Practically the whole roster of Duck bloggers is out at the biggest IR conference of the year–the ISA Conference is in San Francisco this year–leaving this think tank Duck in DC alone and further pondering the divide between the policy and academic worlds. In light of this cri de coeur from a high ranking Navy officer, I had a long conversation this weekend with a former high ranking Army officer who before recently joining the private sector spent two years back in higher education studying classics/philosophy/politics.
In my first and second post after joining this group blog–whose primary aim is to bridge the policy-academic divide–I attempted to highlight how an academic puzzle in search of an explanation is very much tantamount to a policy problem in search of a solution, and then threw out an idea for an Academic Policy Center as a real world device for making this happen. We actually ran this up the pole at the 2010 G8 Summit in Canada, but after the proposal generated ample enthusiasm around the negotiating table, it got lost in the whole mini scandal that upended the summit at the time.
The now private consultant, who spent several tours in Afghanistan prior to her departure, was not wholly optimistic. She concurred that both DOD and the State Department could really use such a Center, but knowing the culture she commented that it would take a philosopher king in order to make it happen. I was forced to concur. We agreed that the best shot we all have of this vast suspension bridge getting built would be, in very practical terms, having a Secretary of State and/or Defense who has a social science PhD and real experience in academia. S/he would also have to be highly motivated to ensure over seveal years time that the products of the Center would get read and acted upon.

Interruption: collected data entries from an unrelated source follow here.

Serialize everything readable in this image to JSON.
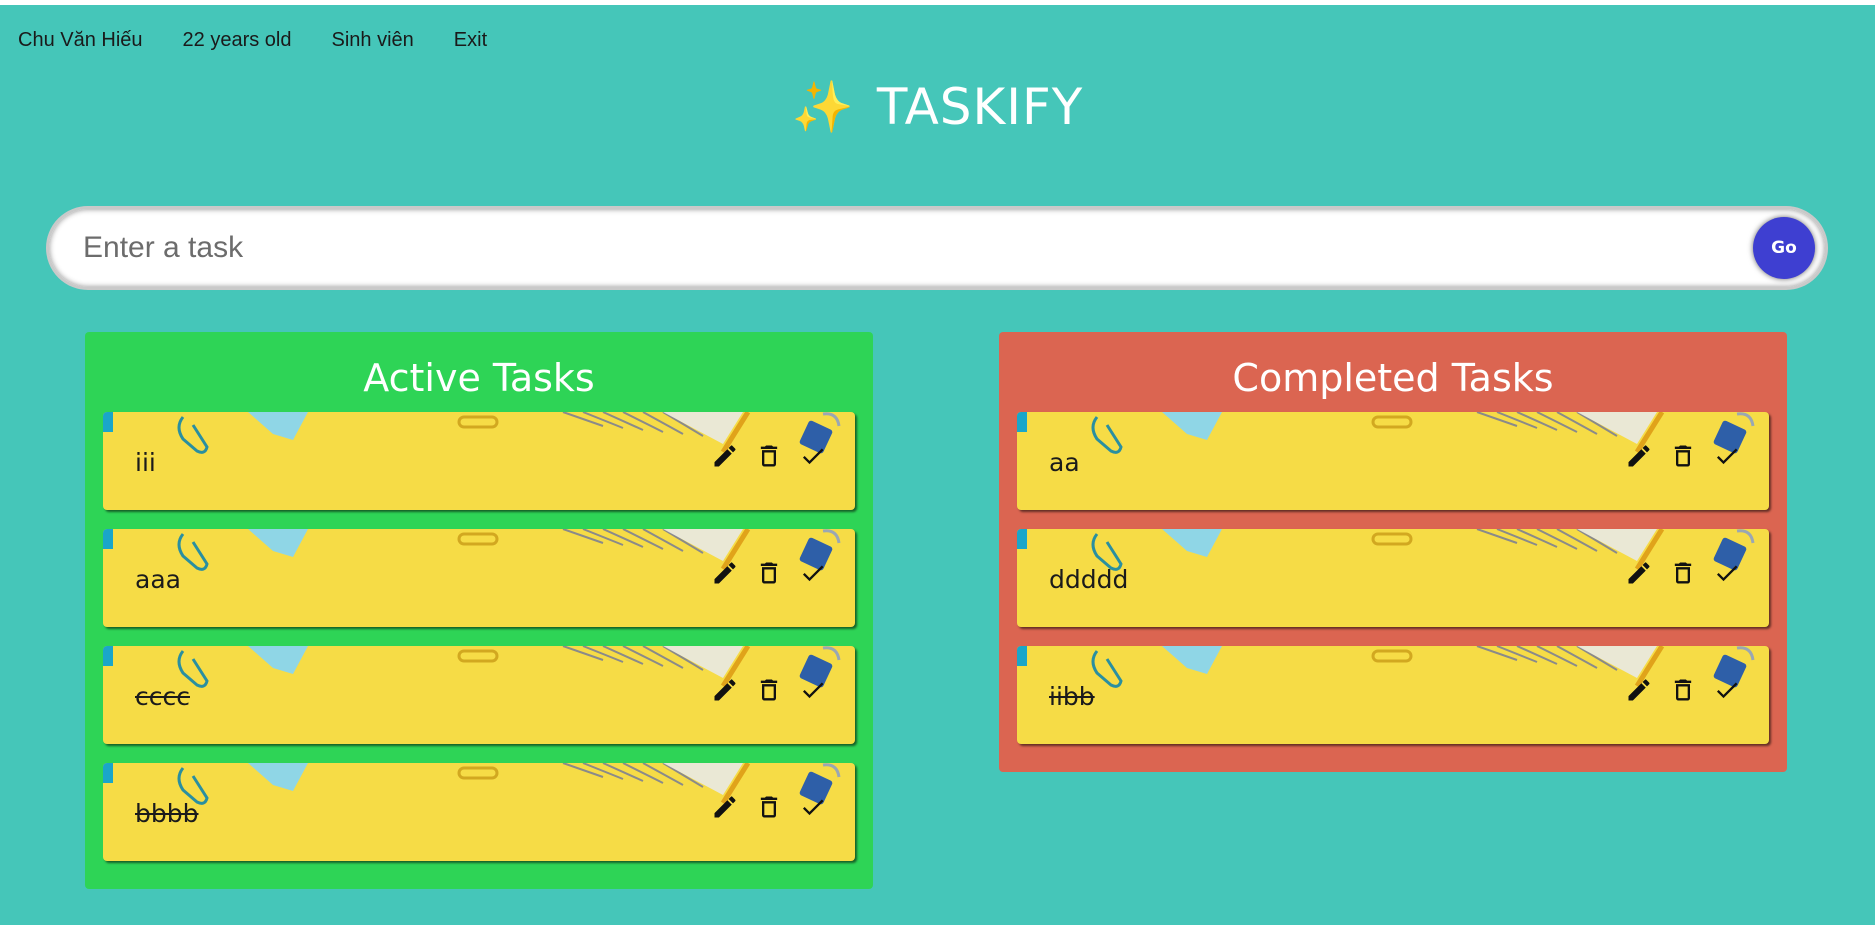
{
  "nav": {
    "name": "Chu Văn Hiếu",
    "age": "22 years old",
    "role": "Sinh viên",
    "exit": "Exit"
  },
  "header": {
    "sparkle": "✨",
    "title": "TASKIFY"
  },
  "search": {
    "placeholder": "Enter a task",
    "value": "",
    "button_label": "Go"
  },
  "active": {
    "title": "Active Tasks",
    "tasks": [
      {
        "text": "iii",
        "struck": false
      },
      {
        "text": "aaa",
        "struck": false
      },
      {
        "text": "cccc",
        "struck": true
      },
      {
        "text": "bbbb",
        "struck": true
      }
    ]
  },
  "completed": {
    "title": "Completed Tasks",
    "tasks": [
      {
        "text": "aa",
        "struck": false
      },
      {
        "text": "ddddd",
        "struck": false
      },
      {
        "text": "iibb",
        "struck": true
      }
    ]
  },
  "colors": {
    "background": "#45c6b9",
    "active_panel": "#2ed456",
    "completed_panel": "#db6551",
    "card": "#f6dc46",
    "go_button": "#3e3fd1"
  },
  "icons": [
    "edit-icon",
    "delete-icon",
    "check-icon",
    "sparkle-icon"
  ]
}
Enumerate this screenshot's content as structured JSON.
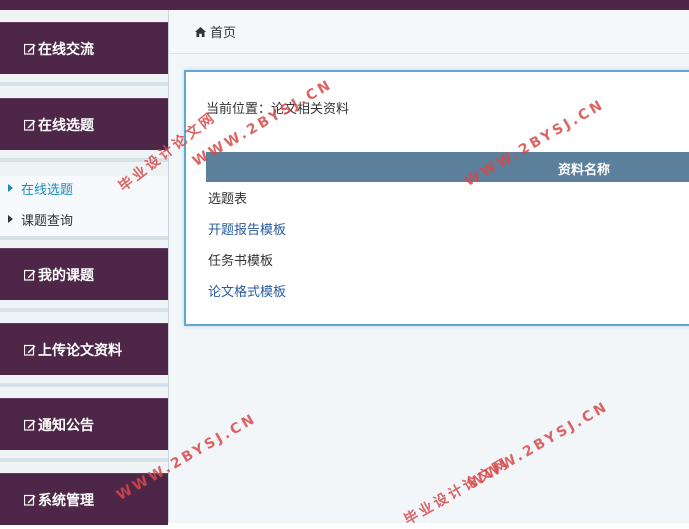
{
  "breadcrumb": {
    "home_label": "首页"
  },
  "sidebar": {
    "sections": [
      {
        "label": "在线交流"
      },
      {
        "label": "在线选题"
      },
      {
        "label": "我的课题"
      },
      {
        "label": "上传论文资料"
      },
      {
        "label": "通知公告"
      },
      {
        "label": "系统管理"
      }
    ],
    "submenu": [
      {
        "label": "在线选题",
        "active": true
      },
      {
        "label": "课题查询",
        "active": false
      }
    ]
  },
  "main": {
    "position_label": "当前位置：论文相关资料",
    "table": {
      "header": "资料名称",
      "rows": [
        {
          "label": "选题表",
          "link": false
        },
        {
          "label": "开题报告模板",
          "link": true
        },
        {
          "label": "任务书模板",
          "link": false
        },
        {
          "label": "论文格式模板",
          "link": true
        }
      ]
    }
  },
  "watermarks": {
    "site": "WWW.2BYSJ.CN",
    "name": "毕业设计论文网"
  },
  "colors": {
    "sidebar_header": "#4e2748",
    "table_header": "#5c7f9c",
    "link": "#2a5a9c",
    "active": "#1f8ac0",
    "panel_border": "#5ea8d1"
  },
  "icons": {
    "sidebar_section": "edit-icon",
    "breadcrumb": "home-icon",
    "submenu": "triangle-right-icon"
  }
}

Steve Saideman has a banner idea for bridging the divide as well, and the massive opening up of the teaching side of academia bodes well that the same can happen on the publishing side. There would still be the problem of getting overworked policy types to 1) find out about, and 2) actually read the companion blogs to published journal articles. And 3) academics would need to have greater familiarity with the policy sphere to target the blog posts effectively. We could do worse than all being required to know our Aristotle whether we go into government/military service or the academy.